The Logical Philosopher

Sunday, November 06, 2005

Strategic Patenting Decisions and their Influence on Firm Patent Valuation

I'm supposed to convocate next week which means two things:

  1. I get to start thinking about my next degree.
  2. I can tick something semi-monumental off my 43 things listing.
My favorite part of the program was, belive it or not, my thesis research. Most people told me that when I got sick of my topic I would wrap it up and graduate. That never happend, rather my family & friends got sick of me taking so long to finish the program I had to wrap it up. That, combined with the promise that if I finished it on-time I could do a guilt-free race at Ironman Canada this year. If you want to know how that went, you'll have to ask...

For those interested, here's my abstract. Happy reading. If you want a full copy to read, you'll have to convice me that it really interestes you. If not, I do say, you are missing out...

Title: Strategic Patenting Decisions and their Influence on Firm Patent Valuation

ABSTRACT


The economic rents associated with patent portfolios are highly skewed with only a small portion having value. This leads researchers and industry to ask what early strategic patenting decisions around the patent itself will impact the future value of the patent, specifically within the context of small firms. To address this question the paper modeled these ex-ante strategic patenting decisions by using a common measurement of forward citations as a proxy for patent value.
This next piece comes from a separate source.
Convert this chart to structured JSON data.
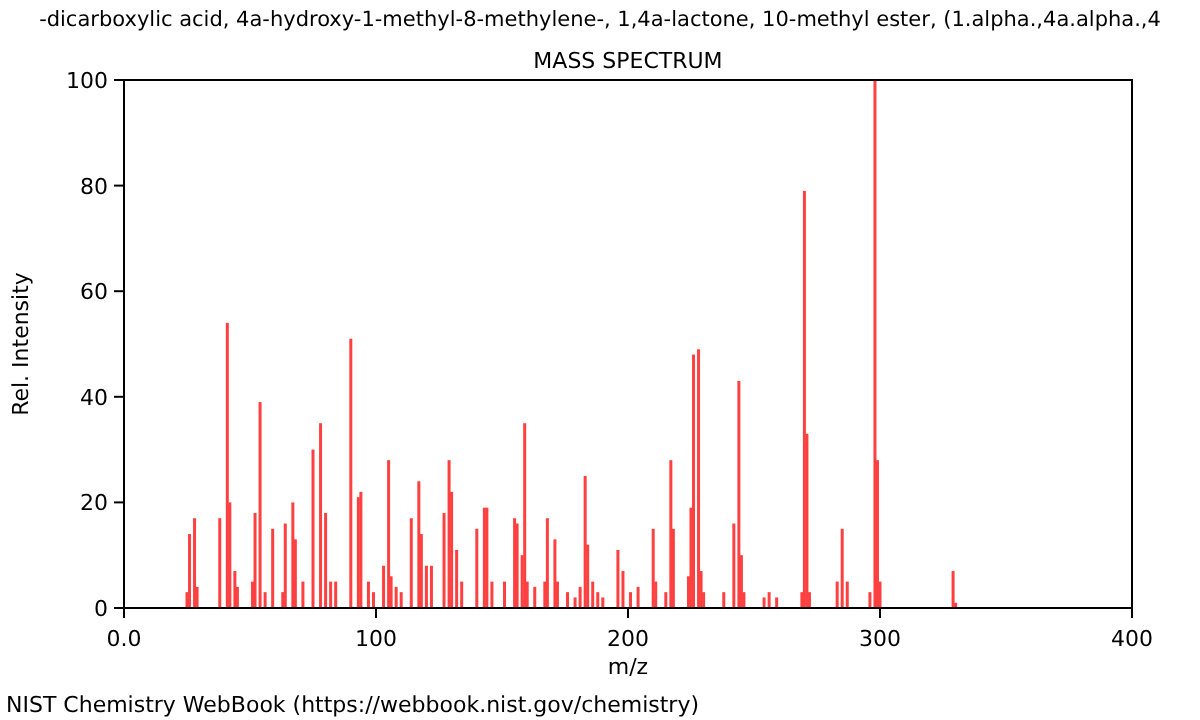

The six indicators of family size, breadth, claim count, jurisdiction count, provisional basis and priority claim were modeled using a sample of 386 patents granted in the Mechanical and Electrical field. A focus on the small firm as well as the two strategic patent decision indicators provisional basis and priority claim are areas that have not been explicitly investigated in previous research. Controlling for industry and firm patenting experience resulted in differences of predictors between small and large firms, with a higher likelihood of strategic patenting decisions influencing small firms over large firms. A stronger relationship was found for small firms with indicators of breadth and priority claims, as compared to a weaker relationship of only claim counts for large firms. Research also indicated that from a small firm management perspective the most potential valuable patent is one that covers a broad scope of technology is a new filing and does not claim priority to other applications.

Interestingly one of the questions that my advisor asked was "Does this make you want to do your PhD?". "Why yes, of course" was my quick reply. Onwards and upwards I say.

So, any ideas for the next degree? Business (PhD), Law (LLM) or Econimics (MA) all tie into the basis of my research interests- HOW and WHY does business I am doing work and what else can I do to be successful? The root is understanding both the content and context of decisions and their impacts.

Any suggestions on where to go next?